- Directed by: Tony Spiridakis
- Written by: Tony Spiridakis
- Produced by: Tony Spiridakis Randy Lippert
- Starring: Timothy Hutton Joe Pantoliano Michelle Burke Chazz Palminteri Tony Goldwyn
- Cinematography: Zoltan David
- Edited by: Andy Blumenthal
- Music by: Paul Buckmaster
- Production companies: Chance the Moon Inc. Arama Entertainment
- Release date: August 27, 1995;
- Running time: 90 minutes
- Country: United States
- Language: English

= The Last Word (1995 film) =

The Last Word (also titled Cosa Nostra: The Last Word) is a 1995 American crime film written and directed by Tony Spiridakis, and starring Timothy Hutton, Joe Pantoliano, Michelle Burke, Chazz Palminteri, and Tony Goldwyn.

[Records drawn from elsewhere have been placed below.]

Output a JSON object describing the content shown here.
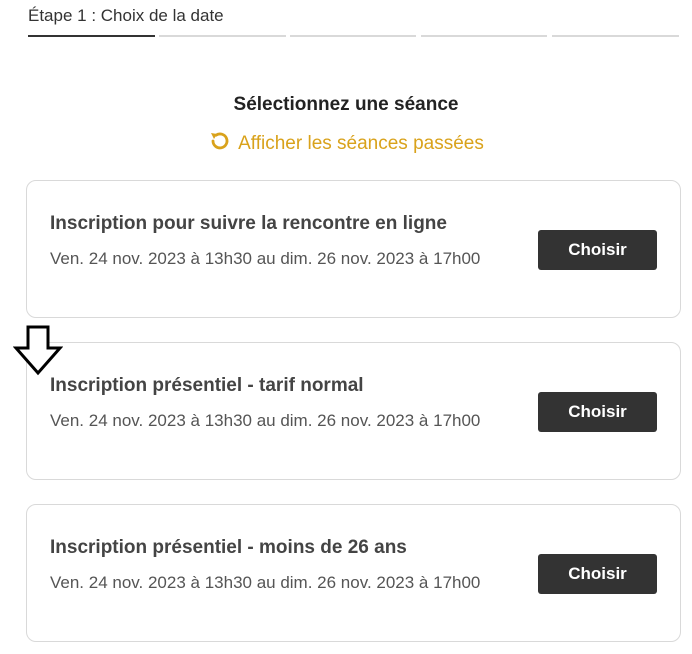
{
  "stepper": {
    "current_step_label": "Étape 1 : Choix de la date",
    "step_count": 5,
    "active_index": 0
  },
  "session_section": {
    "title": "Sélectionnez une séance",
    "past_sessions_link": "Afficher les séances passées",
    "past_sessions_icon": "undo-icon",
    "accent_color": "#d9a21b"
  },
  "sessions": [
    {
      "title": "Inscription pour suivre la rencontre en ligne",
      "date": "Ven. 24 nov. 2023 à 13h30 au dim. 26 nov. 2023 à 17h00",
      "button_label": "Choisir"
    },
    {
      "title": "Inscription présentiel - tarif normal",
      "date": "Ven. 24 nov. 2023 à 13h30 au dim. 26 nov. 2023 à 17h00",
      "button_label": "Choisir"
    },
    {
      "title": "Inscription présentiel - moins de 26 ans",
      "date": "Ven. 24 nov. 2023 à 13h30 au dim. 26 nov. 2023 à 17h00",
      "button_label": "Choisir"
    }
  ],
  "overlay": {
    "pointer_icon": "down-arrow-icon"
  },
  "colors": {
    "button_bg": "#333333",
    "button_text": "#ffffff",
    "card_border": "#d9d9d9"
  }
}
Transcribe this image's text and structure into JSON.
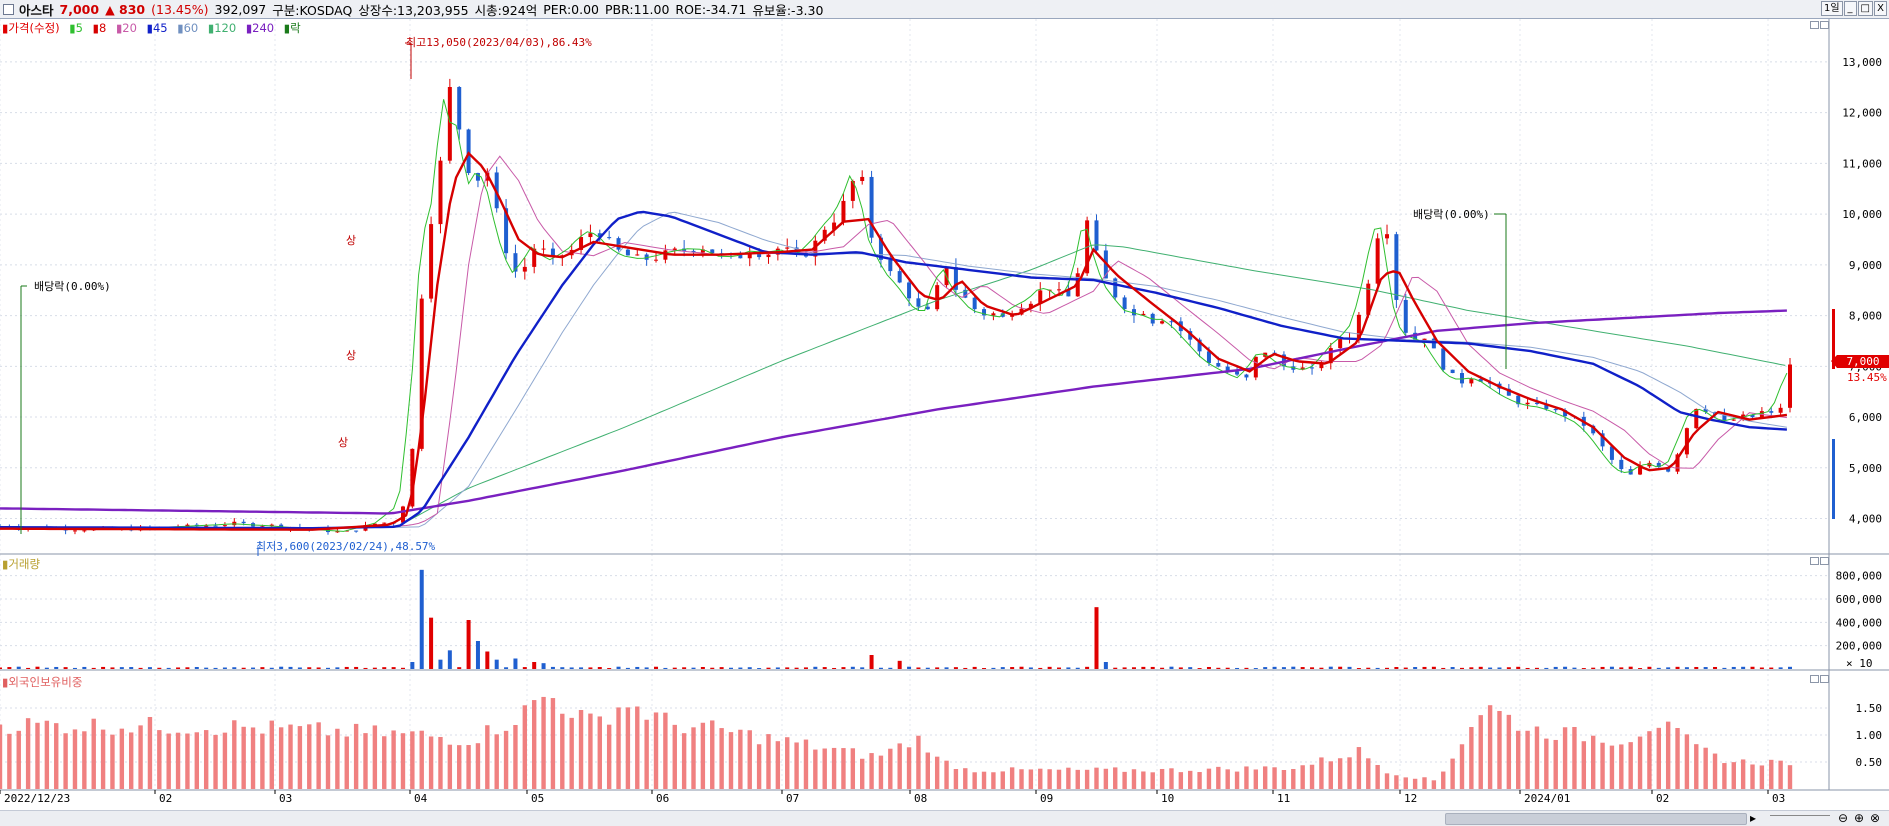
{
  "title_bar": {
    "stock_name": "아스타",
    "price": "7,000",
    "change": "▲ 830",
    "change_pct": "(13.45%)",
    "volume": "392,097",
    "market": "구분:KOSDAQ",
    "shares": "상장수:13,203,955",
    "market_cap": "시총:924억",
    "per": "PER:0.00",
    "pbr": "PBR:11.00",
    "roe": "ROE:-34.71",
    "float_ratio": "유보율:-3.30",
    "period_button": "1일",
    "minimize": "_",
    "maximize": "□",
    "close": "X"
  },
  "legend": {
    "price": "가격(수정)",
    "ma5": "5",
    "ma8": "8",
    "ma20": "20",
    "ma45": "45",
    "ma60": "60",
    "ma120": "120",
    "ma240": "240",
    "exdiv": "락"
  },
  "colors": {
    "up": "#e00000",
    "down": "#1f5fd0",
    "ma5": "#2fbf2f",
    "ma8": "#d60000",
    "ma20": "#c85aa8",
    "ma45": "#1020c8",
    "ma60": "#7090c0",
    "ma120": "#40b070",
    "ma240": "#7a20c0",
    "foreign": "#f08080"
  },
  "annotations": {
    "high": "최고13,050(2023/04/03),86.43%",
    "low": "최저3,600(2023/02/24),48.57%",
    "exdiv_left": "배당락(0.00%)",
    "exdiv_right": "배당락(0.00%)",
    "limit_up_1": "상",
    "limit_up_2": "상",
    "limit_up_3": "상"
  },
  "current_price_tag": {
    "price": "7,000",
    "pct": "13.45%"
  },
  "panes": {
    "volume_title": "거래량",
    "foreign_title": "외국인보유비중",
    "volume_multiplier": "× 10"
  },
  "chart_data": [
    {
      "type": "candlestick",
      "name": "price",
      "y_ticks": [
        "13,000",
        "12,000",
        "11,000",
        "10,000",
        "9,000",
        "8,000",
        "7,000",
        "6,000",
        "5,000",
        "4,000"
      ],
      "y_tick_values": [
        13000,
        12000,
        11000,
        10000,
        9000,
        8000,
        7000,
        6000,
        5000,
        4000
      ],
      "ylim": [
        3400,
        13450
      ],
      "x_ticks": [
        "2022/12/23",
        "02",
        "03",
        "04",
        "05",
        "06",
        "07",
        "08",
        "09",
        "10",
        "11",
        "12",
        "2024/01",
        "02",
        "03"
      ],
      "close_path": [
        [
          0,
          3850
        ],
        [
          40,
          3800
        ],
        [
          70,
          3780
        ],
        [
          100,
          3820
        ],
        [
          125,
          3850
        ],
        [
          150,
          3900
        ],
        [
          175,
          3860
        ],
        [
          200,
          3800
        ],
        [
          220,
          3720
        ],
        [
          240,
          3900
        ],
        [
          255,
          3950
        ],
        [
          263,
          4800
        ],
        [
          268,
          7600
        ],
        [
          272,
          9200
        ],
        [
          276,
          9900
        ],
        [
          280,
          10300
        ],
        [
          284,
          11700
        ],
        [
          288,
          12450
        ],
        [
          292,
          11600
        ],
        [
          296,
          11800
        ],
        [
          300,
          10900
        ],
        [
          304,
          10500
        ],
        [
          310,
          11100
        ],
        [
          316,
          10300
        ],
        [
          322,
          9500
        ],
        [
          328,
          8900
        ],
        [
          334,
          8800
        ],
        [
          340,
          9300
        ],
        [
          346,
          9400
        ],
        [
          352,
          9000
        ],
        [
          358,
          9200
        ],
        [
          364,
          9200
        ],
        [
          370,
          9450
        ],
        [
          376,
          9600
        ],
        [
          382,
          9700
        ],
        [
          388,
          9500
        ],
        [
          394,
          9300
        ],
        [
          400,
          9200
        ],
        [
          410,
          9100
        ],
        [
          420,
          9150
        ],
        [
          430,
          9250
        ],
        [
          440,
          9300
        ],
        [
          450,
          9350
        ],
        [
          460,
          9200
        ],
        [
          470,
          9100
        ],
        [
          480,
          9300
        ],
        [
          490,
          9200
        ],
        [
          500,
          9350
        ],
        [
          510,
          9150
        ],
        [
          520,
          9300
        ],
        [
          526,
          9700
        ],
        [
          532,
          9800
        ],
        [
          538,
          10100
        ],
        [
          544,
          10400
        ],
        [
          550,
          11100
        ],
        [
          556,
          9700
        ],
        [
          562,
          9300
        ],
        [
          568,
          8900
        ],
        [
          574,
          8700
        ],
        [
          580,
          8500
        ],
        [
          586,
          8200
        ],
        [
          592,
          8000
        ],
        [
          598,
          8200
        ],
        [
          604,
          9200
        ],
        [
          610,
          8600
        ],
        [
          616,
          8400
        ],
        [
          622,
          8200
        ],
        [
          628,
          8000
        ],
        [
          634,
          8100
        ],
        [
          640,
          7900
        ],
        [
          646,
          8050
        ],
        [
          652,
          8200
        ],
        [
          658,
          8250
        ],
        [
          664,
          8400
        ],
        [
          670,
          8600
        ],
        [
          676,
          8500
        ],
        [
          682,
          8300
        ],
        [
          688,
          8500
        ],
        [
          694,
          9600
        ],
        [
          698,
          10100
        ],
        [
          702,
          9200
        ],
        [
          708,
          8700
        ],
        [
          714,
          8400
        ],
        [
          720,
          8200
        ],
        [
          726,
          8000
        ],
        [
          732,
          8100
        ],
        [
          738,
          7900
        ],
        [
          744,
          7950
        ],
        [
          750,
          7900
        ],
        [
          756,
          7700
        ],
        [
          762,
          7500
        ],
        [
          768,
          7300
        ],
        [
          774,
          7100
        ],
        [
          780,
          7000
        ],
        [
          786,
          6900
        ],
        [
          792,
          6800
        ],
        [
          798,
          6750
        ],
        [
          804,
          7150
        ],
        [
          810,
          7300
        ],
        [
          816,
          7200
        ],
        [
          822,
          7000
        ],
        [
          828,
          7000
        ],
        [
          834,
          6950
        ],
        [
          840,
          6900
        ],
        [
          846,
          7100
        ],
        [
          852,
          7300
        ],
        [
          858,
          7550
        ],
        [
          864,
          7600
        ],
        [
          870,
          8000
        ],
        [
          876,
          8700
        ],
        [
          880,
          9400
        ],
        [
          884,
          9800
        ],
        [
          888,
          9700
        ],
        [
          892,
          8700
        ],
        [
          896,
          8000
        ],
        [
          900,
          7700
        ],
        [
          906,
          7500
        ],
        [
          912,
          7600
        ],
        [
          918,
          7300
        ],
        [
          924,
          7000
        ],
        [
          930,
          6800
        ],
        [
          936,
          6700
        ],
        [
          942,
          6800
        ],
        [
          948,
          6750
        ],
        [
          954,
          6650
        ],
        [
          960,
          6500
        ],
        [
          966,
          6400
        ],
        [
          972,
          6300
        ],
        [
          978,
          6250
        ],
        [
          984,
          6200
        ],
        [
          990,
          6200
        ],
        [
          996,
          6100
        ],
        [
          1002,
          6050
        ],
        [
          1008,
          5950
        ],
        [
          1014,
          5850
        ],
        [
          1020,
          5650
        ],
        [
          1026,
          5400
        ],
        [
          1032,
          5150
        ],
        [
          1038,
          4950
        ],
        [
          1044,
          4850
        ],
        [
          1050,
          5000
        ],
        [
          1056,
          5100
        ],
        [
          1062,
          5050
        ],
        [
          1068,
          4950
        ],
        [
          1074,
          5300
        ],
        [
          1080,
          5800
        ],
        [
          1086,
          6200
        ],
        [
          1092,
          6150
        ],
        [
          1098,
          6050
        ],
        [
          1104,
          5900
        ],
        [
          1110,
          5950
        ],
        [
          1116,
          6000
        ],
        [
          1122,
          6000
        ],
        [
          1128,
          6100
        ],
        [
          1134,
          6050
        ],
        [
          1140,
          6200
        ],
        [
          1146,
          7000
        ]
      ],
      "ma8_path": [
        [
          0,
          3800
        ],
        [
          100,
          3790
        ],
        [
          200,
          3780
        ],
        [
          250,
          3880
        ],
        [
          262,
          4100
        ],
        [
          270,
          5800
        ],
        [
          280,
          8600
        ],
        [
          290,
          10600
        ],
        [
          300,
          11200
        ],
        [
          310,
          10900
        ],
        [
          320,
          10300
        ],
        [
          332,
          9500
        ],
        [
          345,
          9200
        ],
        [
          360,
          9150
        ],
        [
          380,
          9450
        ],
        [
          400,
          9350
        ],
        [
          430,
          9200
        ],
        [
          460,
          9200
        ],
        [
          500,
          9250
        ],
        [
          520,
          9300
        ],
        [
          540,
          9850
        ],
        [
          556,
          9900
        ],
        [
          570,
          9200
        ],
        [
          590,
          8400
        ],
        [
          602,
          8300
        ],
        [
          615,
          8700
        ],
        [
          630,
          8200
        ],
        [
          650,
          8000
        ],
        [
          670,
          8300
        ],
        [
          690,
          8600
        ],
        [
          700,
          9300
        ],
        [
          715,
          8800
        ],
        [
          735,
          8300
        ],
        [
          760,
          7700
        ],
        [
          780,
          7150
        ],
        [
          800,
          6900
        ],
        [
          815,
          7250
        ],
        [
          830,
          7100
        ],
        [
          850,
          7050
        ],
        [
          870,
          7500
        ],
        [
          885,
          8800
        ],
        [
          895,
          8900
        ],
        [
          905,
          8300
        ],
        [
          920,
          7500
        ],
        [
          940,
          6900
        ],
        [
          960,
          6600
        ],
        [
          980,
          6350
        ],
        [
          1000,
          6150
        ],
        [
          1020,
          5800
        ],
        [
          1040,
          5200
        ],
        [
          1055,
          4950
        ],
        [
          1070,
          5000
        ],
        [
          1085,
          5700
        ],
        [
          1100,
          6100
        ],
        [
          1120,
          5950
        ],
        [
          1146,
          6050
        ]
      ],
      "ma45_path": [
        [
          0,
          3830
        ],
        [
          200,
          3810
        ],
        [
          255,
          3840
        ],
        [
          270,
          4150
        ],
        [
          300,
          5600
        ],
        [
          330,
          7200
        ],
        [
          360,
          8600
        ],
        [
          380,
          9400
        ],
        [
          395,
          9900
        ],
        [
          410,
          10050
        ],
        [
          430,
          9950
        ],
        [
          460,
          9600
        ],
        [
          490,
          9250
        ],
        [
          520,
          9200
        ],
        [
          550,
          9250
        ],
        [
          580,
          9050
        ],
        [
          620,
          8900
        ],
        [
          660,
          8750
        ],
        [
          700,
          8700
        ],
        [
          740,
          8450
        ],
        [
          780,
          8150
        ],
        [
          820,
          7800
        ],
        [
          860,
          7550
        ],
        [
          900,
          7500
        ],
        [
          940,
          7450
        ],
        [
          980,
          7300
        ],
        [
          1020,
          7050
        ],
        [
          1050,
          6600
        ],
        [
          1075,
          6100
        ],
        [
          1095,
          5950
        ],
        [
          1120,
          5800
        ],
        [
          1146,
          5750
        ]
      ],
      "ma240_path": [
        [
          0,
          4200
        ],
        [
          250,
          4100
        ],
        [
          300,
          4350
        ],
        [
          400,
          4950
        ],
        [
          500,
          5600
        ],
        [
          600,
          6150
        ],
        [
          700,
          6600
        ],
        [
          800,
          6950
        ],
        [
          870,
          7400
        ],
        [
          920,
          7700
        ],
        [
          980,
          7850
        ],
        [
          1040,
          7950
        ],
        [
          1100,
          8050
        ],
        [
          1146,
          8100
        ]
      ],
      "ma120_path": [
        [
          255,
          3850
        ],
        [
          300,
          4600
        ],
        [
          400,
          5800
        ],
        [
          500,
          7100
        ],
        [
          600,
          8300
        ],
        [
          660,
          8900
        ],
        [
          700,
          9400
        ],
        [
          720,
          9350
        ],
        [
          800,
          8900
        ],
        [
          880,
          8500
        ],
        [
          940,
          8100
        ],
        [
          1020,
          7700
        ],
        [
          1080,
          7400
        ],
        [
          1146,
          7000
        ]
      ]
    },
    {
      "type": "bar",
      "name": "volume",
      "y_ticks": [
        "800,000",
        "600,000",
        "400,000",
        "200,000"
      ],
      "y_tick_values": [
        800000,
        600000,
        400000,
        200000
      ],
      "ylim": [
        0,
        900000
      ],
      "spikes": [
        [
          262,
          60000
        ],
        [
          268,
          180000
        ],
        [
          272,
          850000
        ],
        [
          276,
          440000
        ],
        [
          280,
          120000
        ],
        [
          284,
          80000
        ],
        [
          290,
          160000
        ],
        [
          300,
          420000
        ],
        [
          304,
          240000
        ],
        [
          310,
          150000
        ],
        [
          320,
          80000
        ],
        [
          330,
          90000
        ],
        [
          340,
          60000
        ],
        [
          350,
          50000
        ],
        [
          560,
          120000
        ],
        [
          575,
          70000
        ],
        [
          704,
          530000
        ],
        [
          708,
          60000
        ]
      ]
    },
    {
      "type": "bar",
      "name": "foreign_ownership",
      "y_ticks": [
        "1.50",
        "1.00",
        "0.50"
      ],
      "y_tick_values": [
        1.5,
        1.0,
        0.5
      ],
      "ylim": [
        0,
        2.0
      ]
    }
  ]
}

Avi Lerner served as the film's executive producer.

==Synopsis==
Martin Ryan is a Detroit columnist with mob ties. He meets Caprice, a stripper with a dark past. When his best friend Doc helps sell a film deal based on his writings to a Hollywood studio, Martin chooses between fame or saving his girlfriend Sara.

==Cast==
- Timothy Hutton as Martin Ryan
- Joe Pantoliano as Doc
- Michelle Burke as Sara
- Chazz Palminteri as Ricky
- Tony Goldwyn as Stan
- Richard Dreyfuss as Larry
- Cybill Shepherd as Kiki Taylor
- Roma Downey as Roxy
- Joe Cortese as Jimmy

==Production==
The film was shot in Detroit and Los Angeles.

==Release==
The film premiered on Showtime on August 27, 1995.

==Reception==
John Ferguson of Radio Times awarded the film two stars out of five.

Alan Rich of Variety gave the film a negative review and wrote, "For all the surface glitz, there isn’t much in the prevailing deadpan performances — which include cameos by Shepherd and the ubiquitous Richard Dreyfuss — to make anyone care."